Pugh clause: don’t let one well tie up everything
A Pugh clause releases the acreage (and sometimes the depths) the operator doesn’t actually develop within the primary term. Without one, drilling a single well can hold all your acres indefinitely; with one, the undrilled portion frees up so you can re-lease it — often for a fresh bonus. For owners with acreage spread across a tract, it’s one of the most valuable clauses to ask for.
The fine print that quietly shrinks checks
Several smaller terms decide how much of that royalty actually survives to your mailbox. The biggest is post-production deductions — costs for gathering, processing, compression, and transportation that some leases let the operator subtract from your royalty (a “net” lease) and others don’t (a cost-free or “enhanced” royalty). The same headline royalty fraction can pay very differently depending on this one point.
- Shut-in royalty — a small payment that keeps a lease alive when a well can produce but isn’t selling (no pipeline, low prices). Watch how long it can hold the lease idle.
- Delay rental — an annual payment in older leases to postpone drilling; most modern leases are “paid-up,” folding this into the bonus.
- Post-production deductions — whether gathering, processing, and transport costs come out of your royalty. A “no deductions / cost-free royalty” clause protects you.

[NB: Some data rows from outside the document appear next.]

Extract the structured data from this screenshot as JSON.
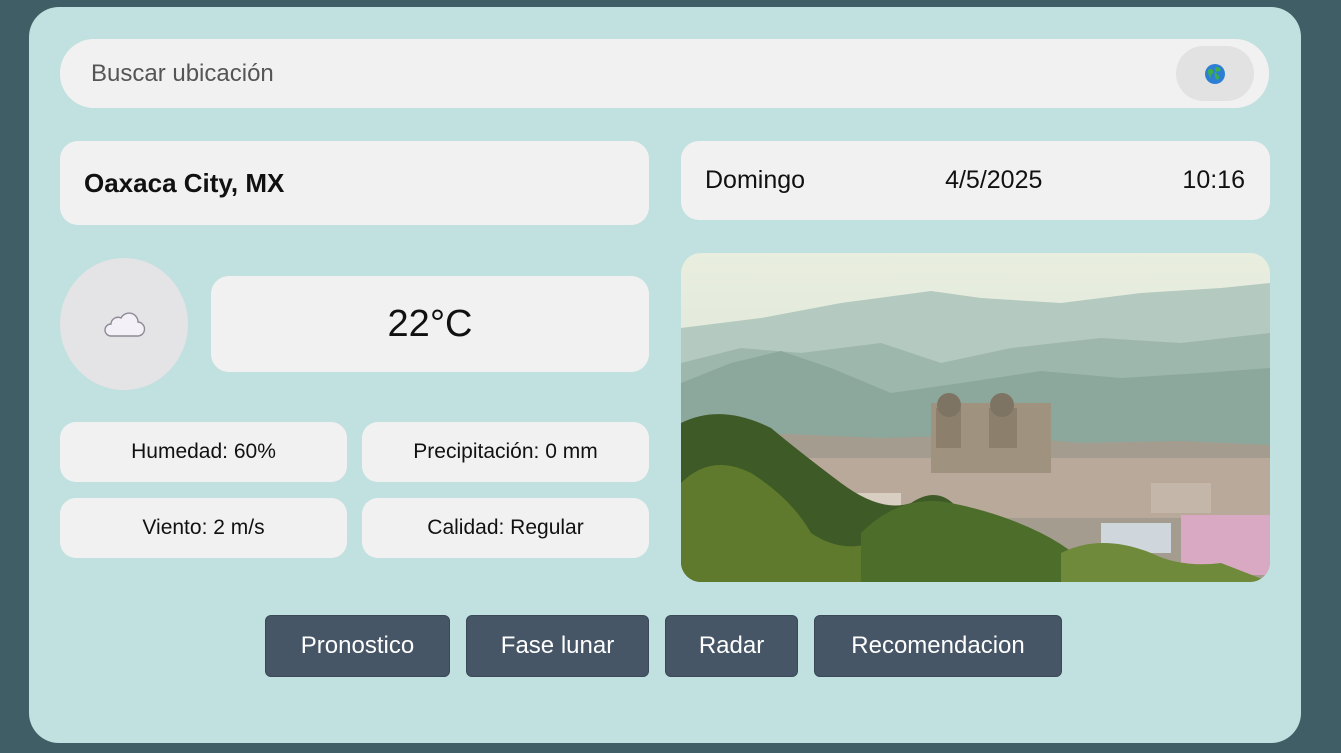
{
  "search": {
    "placeholder": "Buscar ubicación",
    "button_icon": "globe-icon"
  },
  "location": {
    "name": "Oaxaca City, MX"
  },
  "datetime": {
    "day": "Domingo",
    "date": "4/5/2025",
    "time": "10:16"
  },
  "weather": {
    "icon": "cloud-icon",
    "temperature": "22°C",
    "humidity": "Humedad: 60%",
    "precipitation": "Precipitación: 0 mm",
    "wind": "Viento: 2 m/s",
    "quality": "Calidad: Regular"
  },
  "actions": [
    {
      "label": "Pronostico"
    },
    {
      "label": "Fase lunar"
    },
    {
      "label": "Radar"
    },
    {
      "label": "Recomendacion"
    }
  ],
  "colors": {
    "background": "#3f5e66",
    "card": "#c0e1df",
    "pill": "#f2f1f1",
    "button": "#465667"
  }
}
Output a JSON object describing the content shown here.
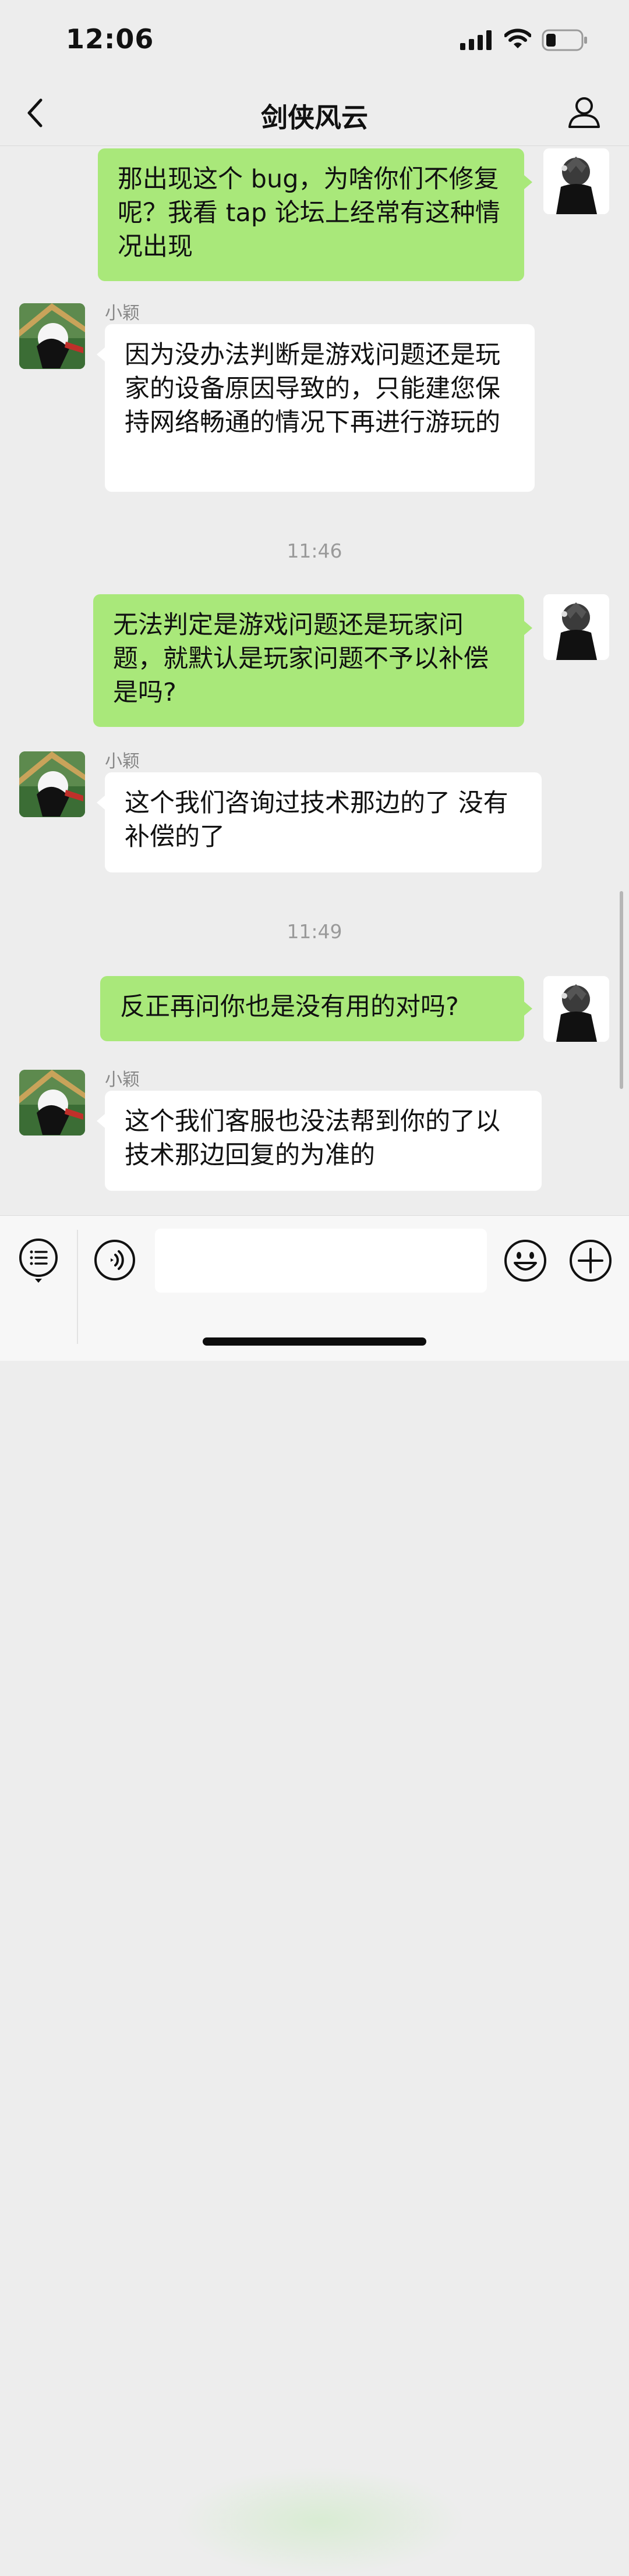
{
  "status_bar": {
    "time": "12:06",
    "icons": [
      "signal-icon",
      "wifi-icon",
      "battery-icon"
    ]
  },
  "header": {
    "title": "剑侠风云",
    "back_icon": "chevron-left-icon",
    "profile_icon": "person-icon"
  },
  "colors": {
    "self_bubble": "#a9e87a",
    "other_bubble": "#ffffff",
    "background": "#ededed"
  },
  "messages": [
    {
      "side": "self",
      "text": "那出现这个 bug，为啥你们不修复呢？我看 tap 论坛上经常有这种情况出现"
    },
    {
      "side": "other",
      "sender": "小颖",
      "text": "因为没办法判断是游戏问题还是玩家的设备原因导致的，只能建您保持网络畅通的情况下再进行游玩的"
    },
    {
      "time": "11:46"
    },
    {
      "side": "self",
      "text": "无法判定是游戏问题还是玩家问题，就默认是玩家问题不予以补偿是吗?"
    },
    {
      "side": "other",
      "sender": "小颖",
      "text": "这个我们咨询过技术那边的了 没有补偿的了"
    },
    {
      "time": "11:49"
    },
    {
      "side": "self",
      "text": "反正再问你也是没有用的对吗?"
    },
    {
      "side": "other",
      "sender": "小颖",
      "text": "这个我们客服也没法帮到你的了以技术那边回复的为准的"
    }
  ],
  "input_bar": {
    "value": "",
    "icons": [
      "menu-list-icon",
      "voice-icon",
      "emoji-icon",
      "plus-icon"
    ]
  }
}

- Depth (horizontal) clause — limits the lease to the formations actually developed, so you keep the deeper or shallower zones.
- Continuous drilling / retained-acreage — defines how much acreage the operator keeps by keeping a rig running.
Educational content, not legal, tax, or investment advice — your facts are specific, so involve your attorney and CPA before deciding anything. We’ll gladly work with them.